Chastor Ren turned his eyes—two plain grey and one, at the center of his circlet, piercing gold—toward Josen. “Prince Josen, perhaps it would be good for you to spend some time with the Knights of the Storm. You have only seen them here in the Plateaus, far from their battlefields. In the Swamp you will witness firsthand the good work they do to protect us from the swamplings and the Deeplings. Surely you see that we would not long survive without them? It is all as the Wind wills it.” Mulley glanced upward, touched two fingers to the eagle’s eye on his circlet, and breathed, “Auna Celyn.” Praise the Sky, in the chastors’ Highspeech—the phrase that ended prayers and sermons. The only bit of the language Josen—or most anyone outside the Convocation—knew, aside from chastor itself, which meant something like speaker of the Word.
“What if…” Josen hesitated. He knew that what he wanted to say would not be well received, but he wouldn’t get a better opening. “What if I don’t see that?”
Chastor Ren wrinkled his brow in confusion. “What do you mean?”

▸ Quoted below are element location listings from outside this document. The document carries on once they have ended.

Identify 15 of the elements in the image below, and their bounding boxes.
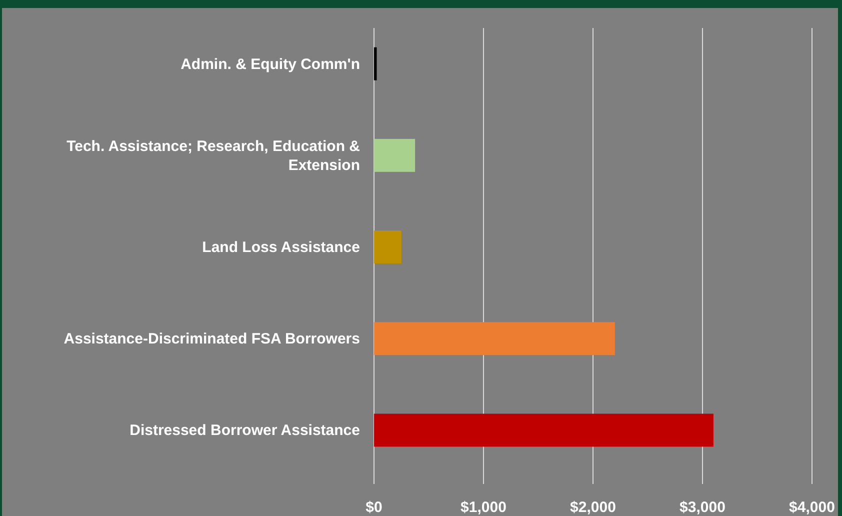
bar [374,414,714,447]
x-tick-label: $2,000 [570,499,616,516]
y-tick-label: Tech. Assistance; Research, Education & Extension [66,137,360,174]
bar [374,230,402,264]
bar [374,138,416,172]
y-tick-label: Distressed Borrower Assistance [130,422,360,439]
x-tick-label: $1,000 [460,499,506,516]
x-tick-label: $0 [366,499,382,516]
x-tick-label: $3,000 [680,499,726,516]
y-tick-label: Land Loss Assistance [202,238,360,256]
y-tick-label: Admin. & Equity Comm'n [180,55,360,72]
y-tick-label: Assistance-Discriminated FSA Borrowers [64,330,360,348]
x-tick-label: $4,000 [789,499,835,516]
bar [374,47,377,80]
bar [374,322,615,356]
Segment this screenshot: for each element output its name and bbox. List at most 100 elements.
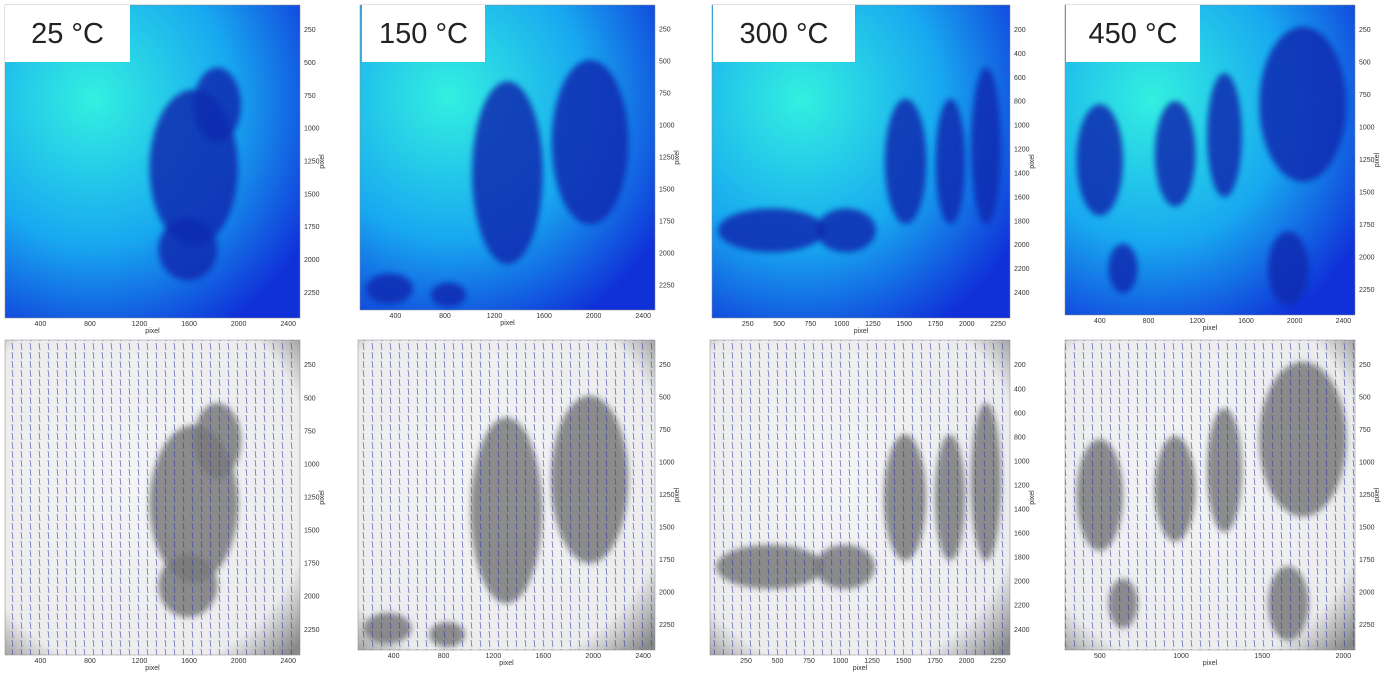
y-tick-label: 1600 <box>1014 531 1030 538</box>
x-tick-label: 2000 <box>586 313 602 320</box>
x-tick-label: 400 <box>35 658 47 665</box>
y-tick-label: 1800 <box>1014 218 1030 225</box>
y-tick-label: 2000 <box>304 257 320 264</box>
y-tick-label: 1000 <box>304 126 320 133</box>
x-tick-label: 2250 <box>990 658 1006 665</box>
y-tick-label: 2400 <box>1014 290 1030 297</box>
x-tick-label: 500 <box>773 321 785 328</box>
y-tick-label: 750 <box>304 93 316 100</box>
x-tick-label: 400 <box>390 313 402 320</box>
x-axis-label: pixel <box>854 328 869 335</box>
y-tick-label: 2000 <box>1014 242 1030 249</box>
y-tick-label: 500 <box>1359 59 1371 66</box>
y-tick-label: 1500 <box>1359 190 1375 197</box>
dark-region <box>1259 27 1346 182</box>
x-tick-label: 1750 <box>928 321 944 328</box>
y-tick-label: 750 <box>1359 427 1371 434</box>
y-tick-label: 1750 <box>304 561 320 568</box>
x-tick-label: 2400 <box>635 313 651 320</box>
x-tick-label: 1200 <box>132 321 148 328</box>
y-axis-label: pixel <box>674 487 681 502</box>
y-tick-label: 750 <box>304 428 316 435</box>
y-tick-label: 600 <box>1014 75 1026 82</box>
y-tick-label: 1500 <box>304 528 320 535</box>
y-tick-label: 600 <box>1014 410 1026 417</box>
x-tick-label: 1600 <box>536 313 552 320</box>
x-tick-label: 400 <box>388 653 400 660</box>
x-tick-label: 2400 <box>635 653 651 660</box>
y-axis-label: pixel <box>1374 152 1381 167</box>
temperature-label: 450 °C <box>1089 18 1178 50</box>
dark-region <box>816 208 876 252</box>
y-tick-label: 2400 <box>1014 627 1030 634</box>
x-tick-label: 2400 <box>1336 318 1352 325</box>
x-tick-label: 400 <box>35 321 47 328</box>
dark-region <box>1268 231 1309 305</box>
x-tick-label: 2000 <box>585 653 601 660</box>
y-tick-label: 200 <box>1014 27 1026 34</box>
y-tick-label: 2000 <box>659 251 675 258</box>
x-tick-label: 2000 <box>231 321 247 328</box>
x-tick-label: 1600 <box>181 658 197 665</box>
y-tick-label: 1000 <box>1359 124 1375 131</box>
y-tick-label: 2250 <box>1359 287 1375 294</box>
y-tick-label: 500 <box>659 58 671 65</box>
x-axis-label: pixel <box>853 665 868 672</box>
x-tick-label: 2000 <box>959 658 975 665</box>
vector-arrows <box>358 340 655 650</box>
temperature-label: 150 °C <box>379 18 468 50</box>
x-tick-label: 1600 <box>536 653 552 660</box>
y-tick-label: 250 <box>1359 27 1371 34</box>
x-tick-label: 1750 <box>927 658 943 665</box>
dark-region <box>718 208 825 252</box>
y-tick-label: 1200 <box>1014 147 1030 154</box>
y-tick-label: 1250 <box>659 155 675 162</box>
x-tick-label: 800 <box>439 313 451 320</box>
x-tick-label: 2000 <box>959 321 975 328</box>
x-tick-label: 250 <box>740 658 752 665</box>
x-tick-label: 2000 <box>1336 653 1352 660</box>
y-tick-label: 1250 <box>659 492 675 499</box>
x-tick-label: 2000 <box>1287 318 1303 325</box>
temperature-label: 25 °C <box>31 18 104 50</box>
x-tick-label: 2250 <box>990 321 1006 328</box>
y-tick-label: 1500 <box>1359 525 1375 532</box>
y-tick-label: 2000 <box>304 594 320 601</box>
x-tick-label: 250 <box>742 321 754 328</box>
y-tick-label: 1500 <box>304 191 320 198</box>
vector-arrows <box>1065 340 1355 650</box>
y-tick-label: 1000 <box>304 461 320 468</box>
y-tick-label: 2250 <box>1359 622 1375 629</box>
x-tick-label: 500 <box>772 658 784 665</box>
y-tick-label: 1500 <box>659 525 675 532</box>
dark-region <box>1077 104 1123 216</box>
dark-region <box>936 99 966 224</box>
y-tick-label: 1750 <box>659 557 675 564</box>
y-axis-label: pixel <box>319 154 326 169</box>
x-tick-label: 1500 <box>896 321 912 328</box>
y-tick-label: 1750 <box>304 224 320 231</box>
x-tick-label: 2400 <box>280 321 296 328</box>
y-tick-label: 2000 <box>1359 255 1375 262</box>
dark-region <box>472 81 543 264</box>
x-tick-label: 400 <box>1094 318 1106 325</box>
dark-region <box>158 218 217 281</box>
figure: 250 500 750 1000 1250 1500 1750 2000 2250 400 800 1… <box>0 0 1393 673</box>
y-tick-label: 1750 <box>659 219 675 226</box>
y-tick-label: 2200 <box>1014 266 1030 273</box>
y-tick-label: 2250 <box>659 283 675 290</box>
x-tick-label: 1000 <box>833 658 849 665</box>
x-tick-label: 1000 <box>1173 653 1189 660</box>
y-tick-label: 800 <box>1014 434 1026 441</box>
vector-arrows <box>5 340 300 655</box>
y-axis-label: pixel <box>1029 154 1036 169</box>
y-axis-label: pixel <box>1374 487 1381 502</box>
x-tick-label: 800 <box>84 321 96 328</box>
y-tick-label: 1750 <box>1359 557 1375 564</box>
dark-region <box>1109 244 1138 294</box>
y-tick-label: 2250 <box>304 627 320 634</box>
y-tick-label: 500 <box>1359 394 1371 401</box>
y-tick-label: 1200 <box>1014 482 1030 489</box>
x-tick-label: 1500 <box>1254 653 1270 660</box>
y-tick-label: 1250 <box>304 495 320 502</box>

“What if the swamplings are… less dangerous than we think?” The girl in the tavern hadn’t seemed dangerous. At least, I don’t think she did. Wind of Grace, let her not be dangerous. “Maybe they were once, but… it has been hundreds of years. And the Deeplings hardly need anyone to tell them to attack. They’re beasts; maybe they’re just hungr—”

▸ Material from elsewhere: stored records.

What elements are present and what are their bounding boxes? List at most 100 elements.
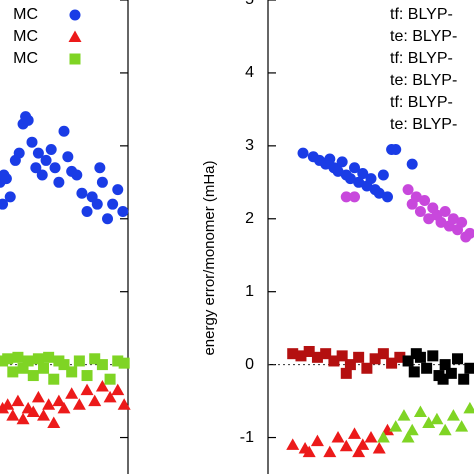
point — [297, 147, 309, 159]
point — [376, 431, 390, 443]
point — [377, 169, 389, 181]
point — [62, 151, 74, 163]
point — [344, 173, 356, 185]
point — [339, 439, 353, 452]
point — [48, 373, 60, 385]
point — [52, 394, 66, 407]
point — [112, 184, 124, 196]
point — [394, 351, 406, 363]
point — [112, 355, 124, 367]
point — [26, 136, 38, 148]
point — [439, 359, 451, 371]
point — [361, 362, 373, 374]
point — [452, 353, 464, 365]
point — [377, 348, 389, 360]
point — [13, 147, 25, 159]
point — [94, 162, 106, 174]
point — [71, 169, 83, 181]
point — [42, 398, 56, 410]
point — [357, 168, 369, 180]
point — [47, 416, 61, 428]
point — [88, 394, 102, 407]
legend-label: MC — [13, 6, 38, 23]
y-tick-label: 5 — [245, 0, 254, 8]
point — [410, 348, 422, 360]
point — [4, 191, 16, 203]
point — [17, 362, 29, 374]
point — [96, 359, 108, 371]
point — [336, 350, 348, 362]
point — [43, 351, 55, 363]
point — [389, 420, 403, 432]
point — [1, 398, 15, 410]
point — [408, 366, 420, 378]
point — [430, 412, 444, 425]
point — [57, 401, 71, 414]
legend-label: te: BLYP- — [390, 116, 457, 133]
point — [446, 409, 460, 421]
point — [310, 434, 324, 447]
point — [53, 176, 65, 188]
point — [286, 438, 300, 450]
legend-label: tf: BLYP- — [390, 94, 453, 111]
point — [381, 191, 393, 203]
legend-label: te: BLYP- — [390, 28, 457, 45]
point — [49, 162, 61, 174]
point — [31, 390, 45, 403]
y-tick-label: 1 — [245, 283, 254, 300]
point — [421, 362, 433, 374]
point — [295, 350, 307, 362]
point — [303, 345, 315, 357]
point — [320, 348, 332, 360]
point — [22, 355, 34, 367]
point — [0, 198, 9, 210]
point — [455, 420, 469, 432]
point — [91, 198, 103, 210]
point — [414, 205, 426, 217]
point — [390, 143, 402, 155]
point — [369, 353, 381, 365]
point — [12, 351, 24, 363]
point — [89, 353, 101, 365]
point — [328, 355, 340, 367]
point — [6, 409, 20, 421]
point — [340, 191, 352, 203]
y-tick-label: 2 — [245, 210, 254, 227]
point — [76, 187, 88, 199]
point — [402, 355, 414, 367]
point — [386, 357, 398, 369]
point — [32, 147, 44, 159]
point — [438, 423, 452, 436]
point — [103, 390, 117, 403]
point — [463, 401, 474, 414]
point — [117, 205, 129, 217]
point — [437, 373, 449, 385]
point — [422, 416, 436, 428]
point — [80, 383, 94, 396]
point — [435, 216, 447, 228]
point — [104, 373, 116, 385]
point — [447, 213, 459, 225]
y-tick-label: -1 — [240, 429, 254, 446]
point — [27, 370, 39, 382]
point — [36, 169, 48, 181]
point — [302, 445, 316, 458]
point — [117, 398, 131, 410]
point — [95, 379, 109, 392]
point — [332, 165, 344, 177]
point — [373, 187, 385, 199]
legend-marker — [69, 9, 81, 21]
point — [340, 367, 352, 379]
point — [0, 173, 12, 185]
point — [58, 125, 70, 137]
legend-label: te: BLYP- — [390, 72, 457, 89]
legend-label: tf: BLYP- — [390, 6, 453, 23]
point — [32, 353, 44, 365]
point — [30, 162, 42, 174]
point — [11, 394, 25, 407]
point — [7, 366, 19, 378]
legend-marker — [68, 30, 82, 42]
point — [324, 153, 336, 165]
point — [456, 216, 468, 228]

“Enough!” Rudol’s face was flushed bright red. “This is blasphemy! The Word of the Wind is clear: the swamplings learned their deepcraft from Dalleon himself. They command the Deeplings. And even without that, they would not be innocent. They spill our blood as much as we spill theirs. They would destroy us if we let them. Do you think that we hunt them for sport?”
“No, I just…” I just don’t want to believe that girl will come back to hurt us. I just don’t want to fight in the Swamp. I don’t want any of this! But he couldn’t say that; Rudol wouldn’t understand or care. His father certainly wouldn’t. Nothing Josen said would convince them.